Avrupa genelindeki oran ise ancak yüzde 43 ve her seçim döneminde katılım bir öncekinin altında kalıyor.

Seçimlerin giderek temsil vasfını yitirdiği bir yerde de demokrasinin geleceğinden endişe duymak, paranoyakça bir davranış olmaz.

Ortaya çıkıyor ki Avrupalı merkez sağcıların Türkiye’nin üyeliğinden daha büyük bir sorunları var ama sorunun boyutlarını kavrayabilecek vizyonda bir sağcı lider de ortalıkta görülmüyor.

Merkel ve Sarkozy gibi siyasetçiler, kampanyalarının merkezine Türkiye karşıtlığını koyarak aslında kendilerinden daha radikal söylemlere sahip ırkçı siyasetlerin değirmenine de su taşıyorlar.

Avrupa, bir alamete binmiş kıyamete doğru gidiyor, dilerim erken uyanırlar.

AKP için samimiyet testi

DOĞRUSU RTÜK Başkanı Zahid Akman ile ilgili yazı yazmak artık içime sıkıntı veriyor. Dün Akman ile görüşen, Televizyon Yayıncıları Derneği üyeleri, Akman’ın kendilerine “Yeni arkadaşlar 15 Temmuz’da göreve başlayacak, ben de bir daha aday olmayacağım” dediğini aktarıyorlar.

Akman, yeniden aday olmamaya karar verdiğine göre, bugün bulunduğu konum ile adının karıştığı olayların pek bağdaşmayacağını artık kendisi de görmüş olmalı.

Yoksa yine aday olur, arkasındaki Başbakan desteğiyle yeniden seçilebilirdi. Buna rağmen görev süresini tamamlamaktaki ısrarını açıklamak oldukça zor. Bugün, AKP’nin Zahid Akman ile ilgili tutumunun ciddi bir testten geçeceği gün.

Bugün RTÜK Kanunu’nun “üyelikle bağdaşmayan işler” hükümlerine dayanılarak, Zahid Akman’ın RTÜK üyeliğine devam edilip, edilmemesi oylanacak.
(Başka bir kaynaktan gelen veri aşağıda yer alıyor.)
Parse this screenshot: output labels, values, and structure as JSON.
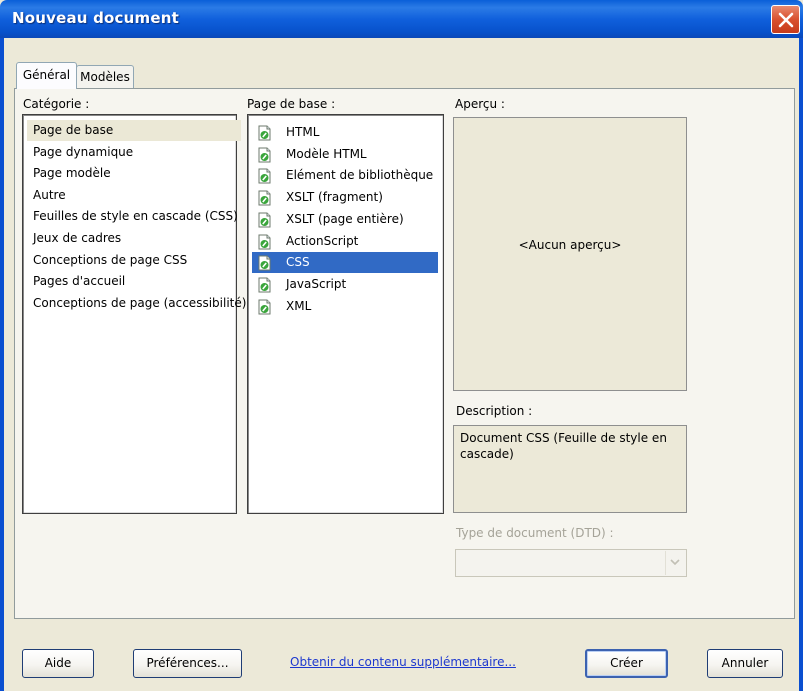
{
  "window": {
    "title": "Nouveau document"
  },
  "tabs": [
    {
      "label": "Général"
    },
    {
      "label": "Modèles"
    }
  ],
  "category": {
    "label": "Catégorie :",
    "items": [
      "Page de base",
      "Page dynamique",
      "Page modèle",
      "Autre",
      "Feuilles de style en cascade (CSS)",
      "Jeux de cadres",
      "Conceptions de page CSS",
      "Pages d'accueil",
      "Conceptions de page (accessibilité)"
    ],
    "selected": "Page de base"
  },
  "base_page": {
    "label": "Page de base :",
    "items": [
      "HTML",
      "Modèle HTML",
      "Elément de bibliothèque",
      "XSLT (fragment)",
      "XSLT (page entière)",
      "ActionScript",
      "CSS",
      "JavaScript",
      "XML"
    ],
    "selected": "CSS",
    "icon": "dreamweaver-document-icon"
  },
  "preview": {
    "label": "Aperçu :",
    "empty_text": "<Aucun aperçu>"
  },
  "description": {
    "label": "Description :",
    "text": "Document CSS (Feuille de style en cascade)"
  },
  "doctype": {
    "label": "Type de document (DTD) :",
    "value": ""
  },
  "footer": {
    "help": "Aide",
    "preferences": "Préférences...",
    "more_content": "Obtenir du contenu supplémentaire...",
    "create": "Créer",
    "cancel": "Annuler"
  },
  "colors": {
    "titlebar": "#0a5fd8",
    "selection": "#316ac5",
    "link": "#1d38cf",
    "dialog_bg": "#ece9d8"
  }
}
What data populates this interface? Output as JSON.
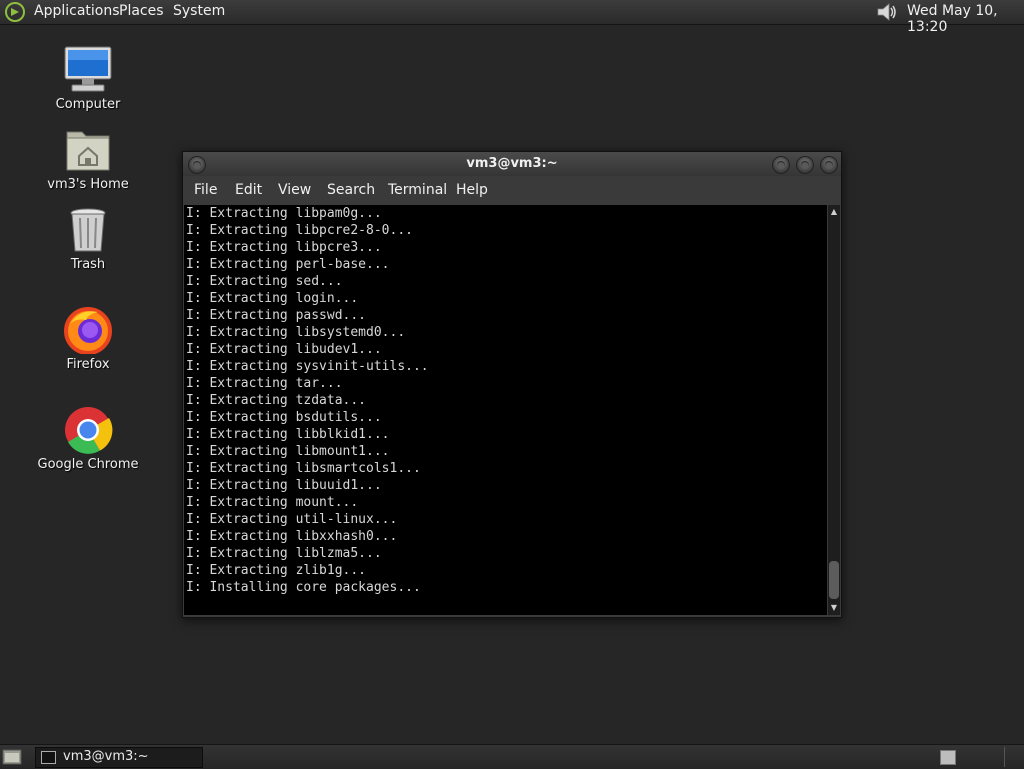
{
  "top_panel": {
    "menus": [
      "Applications",
      "Places",
      "System"
    ],
    "clock": "Wed May 10, 13:20"
  },
  "desktop": {
    "icons": [
      {
        "label": "Computer",
        "icon": "computer-icon"
      },
      {
        "label": "vm3's Home",
        "icon": "home-folder-icon"
      },
      {
        "label": "Trash",
        "icon": "trash-icon"
      },
      {
        "label": "Firefox",
        "icon": "firefox-icon"
      },
      {
        "label": "Google Chrome",
        "icon": "chrome-icon"
      }
    ]
  },
  "terminal": {
    "title": "vm3@vm3:~",
    "menu": [
      "File",
      "Edit",
      "View",
      "Search",
      "Terminal",
      "Help"
    ],
    "lines": [
      "I: Extracting libpam0g...",
      "I: Extracting libpcre2-8-0...",
      "I: Extracting libpcre3...",
      "I: Extracting perl-base...",
      "I: Extracting sed...",
      "I: Extracting login...",
      "I: Extracting passwd...",
      "I: Extracting libsystemd0...",
      "I: Extracting libudev1...",
      "I: Extracting sysvinit-utils...",
      "I: Extracting tar...",
      "I: Extracting tzdata...",
      "I: Extracting bsdutils...",
      "I: Extracting libblkid1...",
      "I: Extracting libmount1...",
      "I: Extracting libsmartcols1...",
      "I: Extracting libuuid1...",
      "I: Extracting mount...",
      "I: Extracting util-linux...",
      "I: Extracting libxxhash0...",
      "I: Extracting liblzma5...",
      "I: Extracting zlib1g...",
      "I: Installing core packages..."
    ]
  },
  "taskbar": {
    "tasks": [
      {
        "label": "vm3@vm3:~"
      }
    ]
  }
}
AKP tarafından seçilerek RTÜK’e getirilen üyelerin oylarının belirleyici olacağı bir oylama bu.

Bakalım başını Başbakan Yardımcısı Bülent Arınç’ın çektiği grup mu yoksa ne olursa olsun Deniz Feneri’ni ve Akman’ı savunmaya kararlı olanlar mı ağır basacak?

Bu oylamanın sonucu, AKP’nin bu konudaki gerçek tutumunu gösterecek. Bir kenara not edelim ve bekleyelim.